Re: Is/Ought boundary (was Re: Trans-extropian principles)

Eric Watt Forste (arkuat@factory.net)
Tue, 30 Jul 1996 20:03:32 -0700


At 6:56 PM 7/28/96, Tim Freeman wrote:
>How do you jump the is/ought barrier?

Here's my latest trick for this one. It vaguely and metaphorically
resembles a mathematical generalization over possible values.

Aristotle distinguished between extrinsic values and intrinsic values. He
thought intrinsic values were better because extrinsic values "partake of
drudgery". What bothered me about this is all the "higher values" like
truth and justice usually turn out to be generalizably extrinsic. Living
according to the "higher values" turns out to be useful in getting all
sorts of petty little personal preferences accomplished, and flouting the
"higher values" tends to screw you over.

And even though the quest for increasingly excellent scientific theories
turns out to be extremely generalizably extrinsic, those who contribute to
that quest hardly think of their activity as "drudgery". Usually it's
something that they come to value intrinsically as well, especially the
best of them.

Anyway (sorry about the laborious background): let's say there's something
you want, x, doesn't matter what it is. Now in general, for any possible
goal x, a better understanding of your environment will help you attain it.
Harmonious (and profitable!) interactions with your fellows will usually
help you attain it. (Minsky discusses this kind of thing in the "Functional
Autonomy" section of SOM.) There is a small nonpermissible subset of
possible goals x for which this is not true (e. g. a desire to go around
randomly chopping off people's heads), and cooking up a demarcation of that
nonpermissible subset is a matter for further research. (This is the
problem of "natural law"... the marked-off subset of non-permissible goals
include things like murder and plunder.)

But there are many extrinsic subgoals that generalize very nicely across an
extremely broad set of permissible end-goals (the intrinsic ones).
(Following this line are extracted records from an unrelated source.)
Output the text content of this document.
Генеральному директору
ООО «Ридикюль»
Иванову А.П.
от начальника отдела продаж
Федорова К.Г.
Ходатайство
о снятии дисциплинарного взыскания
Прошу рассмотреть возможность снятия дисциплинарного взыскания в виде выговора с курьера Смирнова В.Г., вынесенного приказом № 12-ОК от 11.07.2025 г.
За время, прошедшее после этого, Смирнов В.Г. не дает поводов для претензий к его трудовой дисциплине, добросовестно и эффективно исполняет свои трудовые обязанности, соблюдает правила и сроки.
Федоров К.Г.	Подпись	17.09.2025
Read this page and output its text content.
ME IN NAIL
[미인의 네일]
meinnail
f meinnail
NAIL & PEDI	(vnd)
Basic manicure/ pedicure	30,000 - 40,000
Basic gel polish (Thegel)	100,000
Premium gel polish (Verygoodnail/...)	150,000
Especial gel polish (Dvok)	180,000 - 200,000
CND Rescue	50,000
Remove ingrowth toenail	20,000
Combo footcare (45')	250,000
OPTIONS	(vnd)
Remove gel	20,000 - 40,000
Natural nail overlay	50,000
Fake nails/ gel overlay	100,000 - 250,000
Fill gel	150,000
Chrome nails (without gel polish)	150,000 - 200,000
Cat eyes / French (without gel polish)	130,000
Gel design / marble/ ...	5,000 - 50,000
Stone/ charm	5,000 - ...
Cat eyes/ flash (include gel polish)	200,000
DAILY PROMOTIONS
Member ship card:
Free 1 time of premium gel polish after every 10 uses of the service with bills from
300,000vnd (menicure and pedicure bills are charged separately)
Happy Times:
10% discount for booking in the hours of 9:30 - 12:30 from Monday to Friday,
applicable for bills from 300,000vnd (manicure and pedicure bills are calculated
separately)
So if I
whimsically decide to constrain my goals to accord to natural law (I decide
I'm not interested in killing and plundering), then no matter what my
idiosyncratic goals are within the remaining goal-universe, I can serve
those ends indirectly by working towards increasing my understanding of the
world and increasing the harmony of my relationships with others (take
harmony in a strictly market sense, *if* you like, with profit as its
measure... there are other interpretations).

So, given the "natural law" constraints, I don't even have to know much
about the particular identities of my idiosyncratic tastes and intrinsic
goals to know how I can serve them in the long run, to know what I ought to
do. (This is the theory, but see my remark at the end of this post.)

Why does the "natural law" mark off the non-permissible goals? Because
those goals are generalizably disextrinsic... they tend to work against the
attainment of any of the much larger set of possible goals not forbidden by
the "natural law". But the problem of making the demarcation precise is
still a hard one, though some good work has been done recently (e. g.
Gauthier).

The demarcation problem is also, for me, closely related to the foundations
of libertarian political theory. If there's going to be a government, it
should only prohibit a minimal set of "bad" things, and mandate practically
nothing. The demarcation of law (or what the law should ideally be) from
morality, and of morality from taste, is very important to me for this
reason. Law should be a lot less pluralistic than morality, and morality
should be a lot less pluralistic than taste. But all of these things are
values.

Making all this precise? Well, maybe I'll expand this into a thesis
someday, if I don't get sidetracked by some other interesting problem.

And before anyone leaps in, I already know that in theorizing about human
values, more than in any other theoretical domain, we must be very careful
not to confuse the map with the territory. These are just theories, or
rather analogies that point in a direction in which a theory might be
developed. I'll be happy if I can someday improve on Kant and Gauthier.
There will always be room for further refinements.